I need to follow my own advice here and not get too hung up on details – except for this important epiphany – Jesus was born into a community and was welcomed and nurtured by community throughout his life.
We – all of us – need to be that kind of community – a community where a Christ child can be raised.
Just this morning I found on my front porch, “The Soul of Christmas,” in a delivery box from Amazon, a gift from a wonderful friend on the Congregation who wanted to introduce this writer to Thomas Moore, one of her favorite writers.
I did not have to read far to find the ending for this blog. In the first paragraph of the first chapter, Moore writes: “(Jesus) presents a vision of a world rooted in love, community and friendship, and these are the themes of Christmas.”
Let these BE the themes of Christmas this year – love, community and friendship.
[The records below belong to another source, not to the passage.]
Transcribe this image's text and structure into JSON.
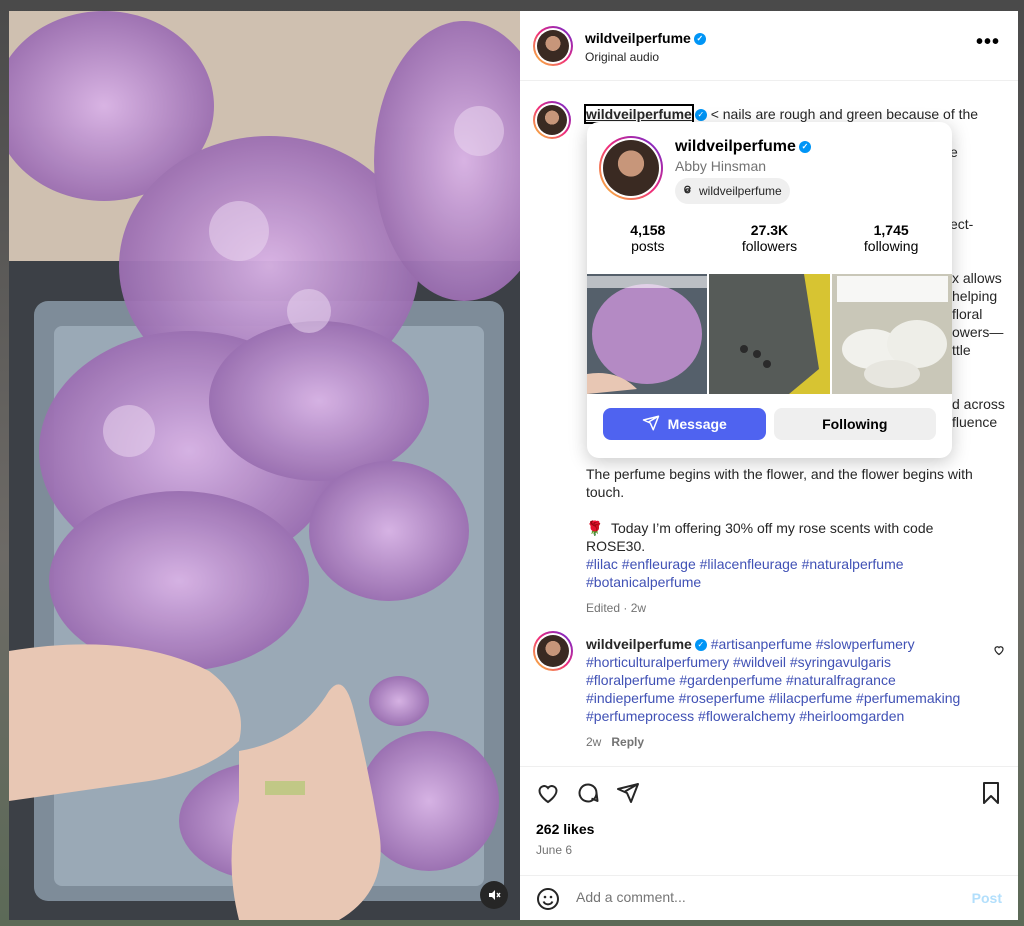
{
  "post": {
    "username": "wildveilperfume",
    "audio_label": "Original audio",
    "more_label": "•••",
    "caption_start": "< nails are rough and green because of the",
    "caption_fragments": {
      "f1": "e",
      "f2": "ect-",
      "f3": "x allows",
      "f4": "helping",
      "f5": "floral",
      "f6": "owers—",
      "f7": "ttle",
      "f8": "d across",
      "f9": "fluence"
    },
    "caption_closing": "The perfume begins with the flower, and the flower begins with touch.",
    "offer_icon": "🌹",
    "offer_text": "Today I’m offering 30% off my rose scents with code ROSE30.",
    "hashtags_line1": "#lilac #enfleurage #lilacenfleurage #naturalperfume",
    "hashtags_line2": "#botanicalperfume",
    "edited_meta": "Edited · 2w"
  },
  "comment": {
    "username": "wildveilperfume",
    "text": "#artisanperfume #slowperfumery #horticulturalperfumery #wildveil #syringavulgaris #floralperfume #gardenperfume #naturalfragrance #indieperfume #roseperfume #lilacperfume #perfumemaking #perfumeprocess #floweralchemy #heirloomgarden",
    "time": "2w",
    "reply_label": "Reply"
  },
  "actions": {
    "likes": "262 likes",
    "date": "June 6"
  },
  "add_comment": {
    "placeholder": "Add a comment...",
    "post_label": "Post"
  },
  "hover_card": {
    "username": "wildveilperfume",
    "full_name": "Abby Hinsman",
    "threads_handle": "wildveilperfume",
    "stats": [
      {
        "value": "4,158",
        "label": "posts"
      },
      {
        "value": "27.3K",
        "label": "followers"
      },
      {
        "value": "1,745",
        "label": "following"
      }
    ],
    "message_label": "Message",
    "following_label": "Following"
  },
  "colors": {
    "accent": "#4f63f0",
    "hashtag": "#4051b5",
    "verified": "#0095f6"
  },
  "icons": [
    "verified-icon",
    "more-icon",
    "heart-icon",
    "comment-icon",
    "share-icon",
    "bookmark-icon",
    "emoji-icon",
    "threads-icon",
    "send-icon",
    "mute-icon"
  ]
}
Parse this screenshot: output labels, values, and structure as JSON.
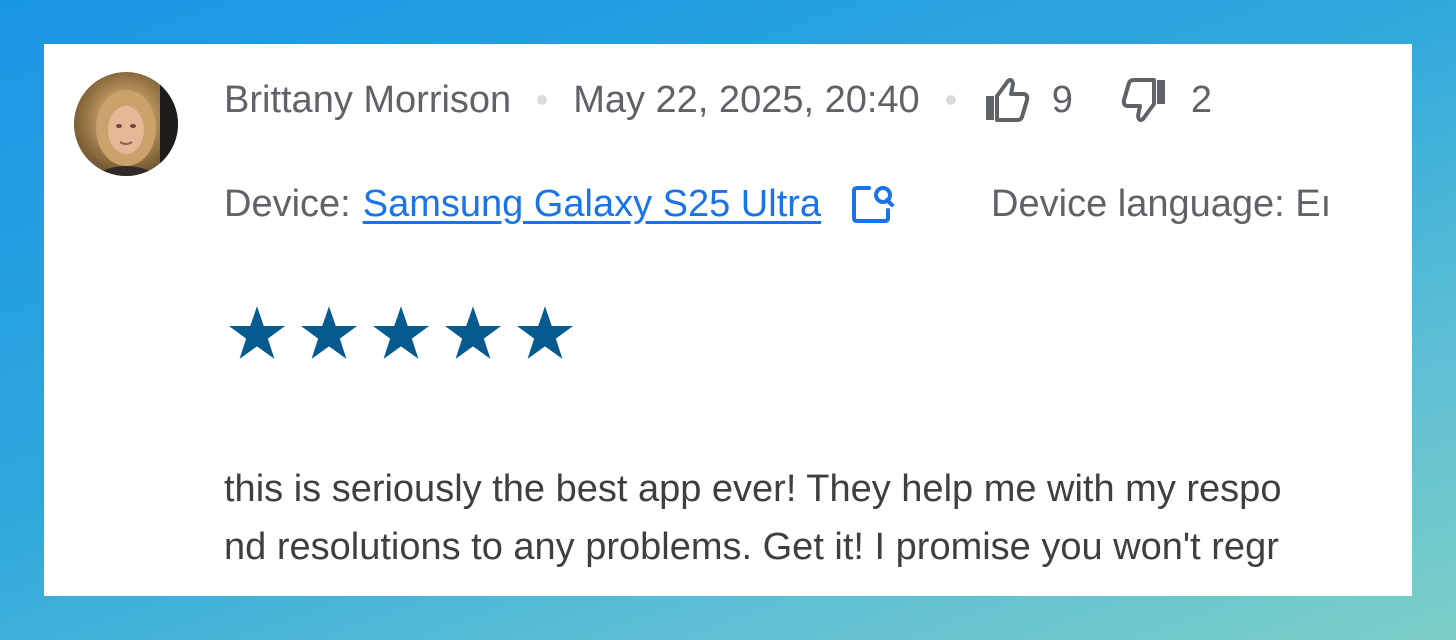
{
  "review": {
    "author": "Brittany Morrison",
    "datetime": "May 22, 2025, 20:40",
    "likes": "9",
    "dislikes": "2",
    "device_label": "Device:",
    "device_name": "Samsung Galaxy S25 Ultra",
    "device_language_label": "Device language: Eı",
    "rating": 5,
    "text_line1": "this is seriously the best app ever! They help me with my respo",
    "text_line2": "nd resolutions to any problems. Get it! I promise you won't regr"
  },
  "icons": {
    "like": "thumbs-up-icon",
    "dislike": "thumbs-down-icon",
    "device_lookup": "open-in-search-icon",
    "star": "star-icon"
  },
  "colors": {
    "star": "#055b8f",
    "link": "#1a73e8",
    "meta_text": "#5f6368",
    "body_text": "#3c4043"
  }
}
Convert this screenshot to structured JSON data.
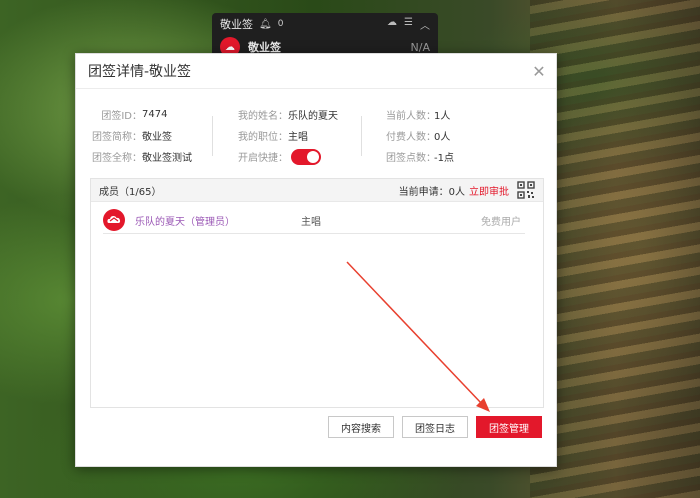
{
  "mini_widget": {
    "title": "敬业签",
    "bell_count": "0",
    "name": "敬业签",
    "na": "N/A"
  },
  "dialog": {
    "title": "团签详情-敬业签",
    "info": {
      "col1": [
        {
          "label": "团签ID：",
          "value": "7474"
        },
        {
          "label": "团签简称：",
          "value": "敬业签"
        },
        {
          "label": "团签全称：",
          "value": "敬业签测试"
        }
      ],
      "col2": [
        {
          "label": "我的姓名：",
          "value": "乐队的夏天"
        },
        {
          "label": "我的职位：",
          "value": "主唱"
        },
        {
          "label": "开启快捷：",
          "value": ""
        }
      ],
      "col3": [
        {
          "label": "当前人数：",
          "value": "1人"
        },
        {
          "label": "付费人数：",
          "value": "0人"
        },
        {
          "label": "团签点数：",
          "value": "-1点"
        }
      ]
    },
    "quick_toggle_on": true,
    "members": {
      "title": "成员（1/65）",
      "pending": "当前申请：0人",
      "approve": "立即审批",
      "rows": [
        {
          "name": "乐队的夏天（管理员）",
          "role": "主唱",
          "type": "免费用户"
        }
      ]
    },
    "buttons": {
      "search": "内容搜索",
      "log": "团签日志",
      "manage": "团签管理"
    }
  },
  "colors": {
    "accent": "#e3182b",
    "member_name": "#9b59b6"
  }
}
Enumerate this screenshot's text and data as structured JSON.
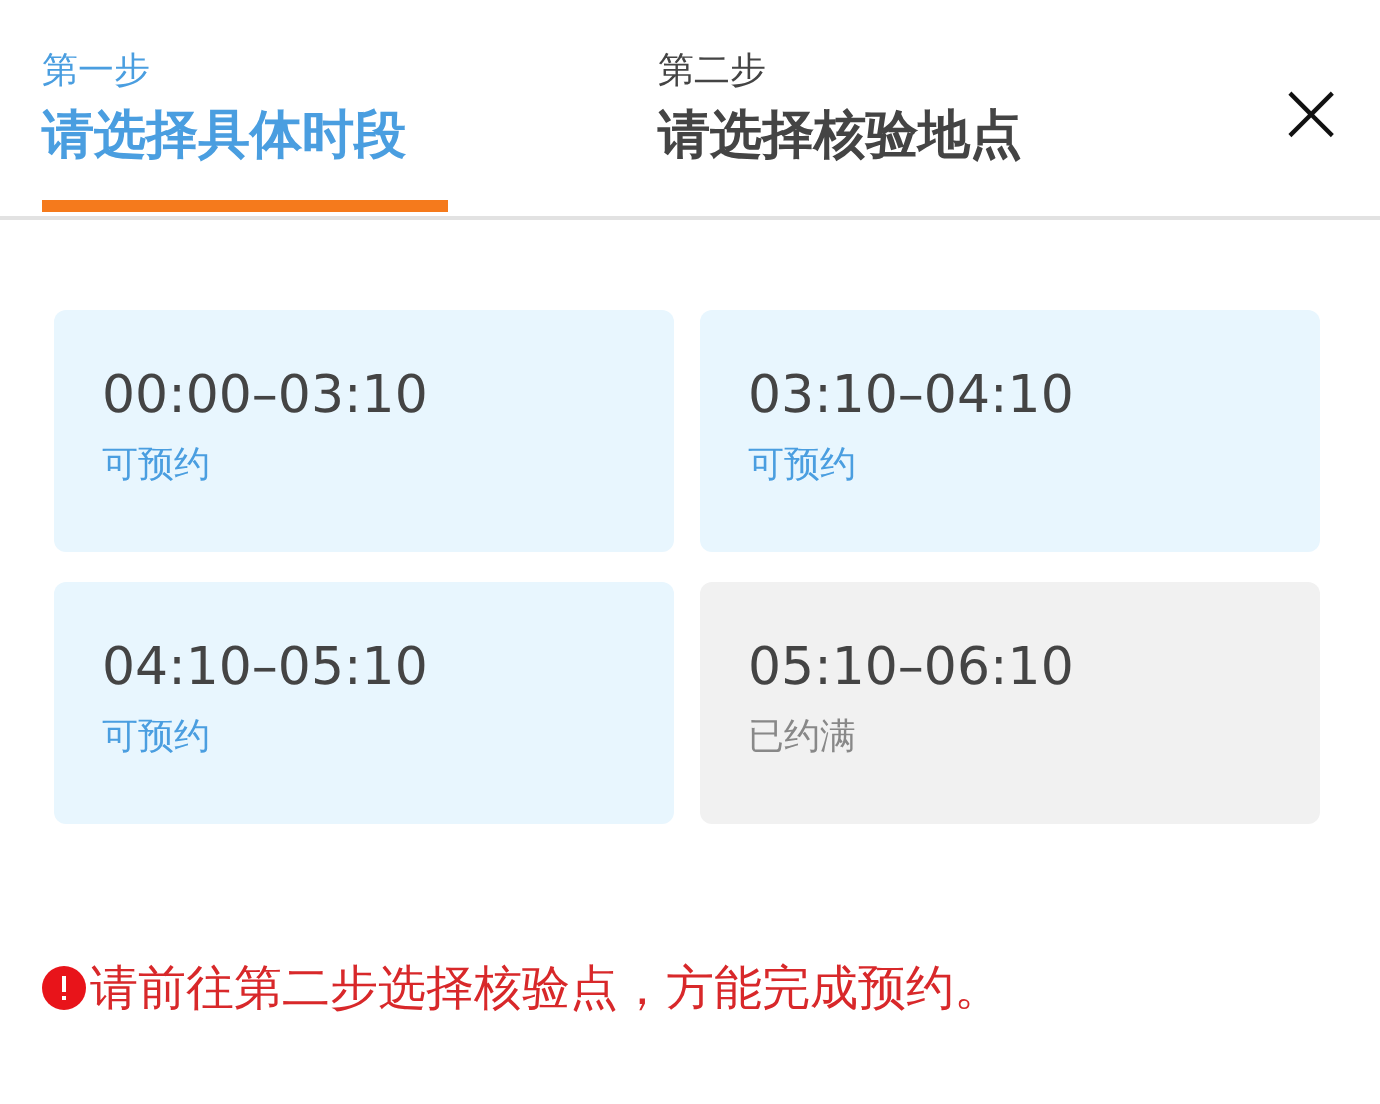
{
  "steps": [
    {
      "step": "第一步",
      "label": "请选择具体时段",
      "selected": true
    },
    {
      "step": "第二步",
      "label": "请选择核验地点",
      "selected": false
    }
  ],
  "close": "×",
  "slots": [
    {
      "time": "00:00–03:10",
      "status": "可预约",
      "available": true
    },
    {
      "time": "03:10–04:10",
      "status": "可预约",
      "available": true
    },
    {
      "time": "04:10–05:10",
      "status": "可预约",
      "available": true
    },
    {
      "time": "05:10–06:10",
      "status": "已约满",
      "available": false
    }
  ],
  "notice": "请前往第二步选择核验点，方能完成预约。"
}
We will have to enlarge the space of our tent and make room in the inn – both literally and in our hearts – if the world is to be changed again by the coming of the Christ child.
But that is the promise of this season – the Christ child comes – again, always – if we but open wide the doors of our heart and let love, community and friendship be the glad tidings we bring.
Glad tidings of love, community and friendship to you and yours from the Providence Community!